GramVaani

Speeches Shim

Wednesday, February 12, 2020
Photo Credit: Gram Vaani

In the Nalanda District of Bihar, India, women utilize IVR and a mobile application to power a voice-based community media platform Meri Awaz Meri Pehchan (“My Voice My Identity”) that fosters peer learning and collective action among users. Women create and share news on topics such as early marriage, dowry, and water availability, and can use the platform to safely express their concerns and discuss collective solutions to their most pressing challenges.

Women across communities and age ranges are trained as reporters and sent to more remote villages to help spread important development information. Some of the most popular content is that on government programs that primarily affect those with grievances or disabilities, widows, and other marginalized people from the lowest castes.

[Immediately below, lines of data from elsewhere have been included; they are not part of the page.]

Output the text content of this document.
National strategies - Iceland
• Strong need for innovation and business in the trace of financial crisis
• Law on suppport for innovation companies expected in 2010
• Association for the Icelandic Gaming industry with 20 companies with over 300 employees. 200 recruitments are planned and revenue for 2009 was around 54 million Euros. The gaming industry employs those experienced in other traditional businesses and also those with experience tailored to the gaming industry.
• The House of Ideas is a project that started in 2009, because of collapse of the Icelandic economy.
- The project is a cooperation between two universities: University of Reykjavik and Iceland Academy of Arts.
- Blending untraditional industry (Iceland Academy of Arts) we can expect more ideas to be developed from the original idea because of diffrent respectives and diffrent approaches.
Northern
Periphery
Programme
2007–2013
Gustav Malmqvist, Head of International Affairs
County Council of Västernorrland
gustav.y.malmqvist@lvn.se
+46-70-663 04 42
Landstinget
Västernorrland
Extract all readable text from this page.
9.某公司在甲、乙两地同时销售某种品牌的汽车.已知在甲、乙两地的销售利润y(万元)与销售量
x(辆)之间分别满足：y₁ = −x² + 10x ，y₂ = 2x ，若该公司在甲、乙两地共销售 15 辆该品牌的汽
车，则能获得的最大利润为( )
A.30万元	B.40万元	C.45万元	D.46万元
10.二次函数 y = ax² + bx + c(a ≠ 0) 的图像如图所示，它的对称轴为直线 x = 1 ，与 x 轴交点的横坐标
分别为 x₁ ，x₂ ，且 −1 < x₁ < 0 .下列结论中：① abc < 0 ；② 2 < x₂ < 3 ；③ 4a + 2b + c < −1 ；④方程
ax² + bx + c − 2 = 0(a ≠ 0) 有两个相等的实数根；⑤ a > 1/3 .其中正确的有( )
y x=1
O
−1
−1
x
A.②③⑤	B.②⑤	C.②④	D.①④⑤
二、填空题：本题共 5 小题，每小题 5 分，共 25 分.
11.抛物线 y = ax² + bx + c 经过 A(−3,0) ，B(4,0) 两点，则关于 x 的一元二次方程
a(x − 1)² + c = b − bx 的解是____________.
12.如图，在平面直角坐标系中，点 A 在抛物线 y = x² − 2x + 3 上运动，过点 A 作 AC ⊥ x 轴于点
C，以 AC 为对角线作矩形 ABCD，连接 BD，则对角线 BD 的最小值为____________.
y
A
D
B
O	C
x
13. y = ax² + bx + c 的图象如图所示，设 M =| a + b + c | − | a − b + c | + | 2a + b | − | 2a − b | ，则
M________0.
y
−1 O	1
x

Reporters create voice messages on an IVR system that recipients can comment on, save, play for others, and forward with or without annotation. In many cases, women work together to advocate for change and to let their voices be heard by local decision makers; in one community, the mayor has used the platform to directly connect with women and solicit their feedback on community development strategies. Meri Awaz Meri Pehchan listeners have reported using the platform to help convince their husbands to continue education for their daughters, delay early arranged marriages until girls have obtained some level of education, gain access to beneficial government programs, and to improve their lives in other ways.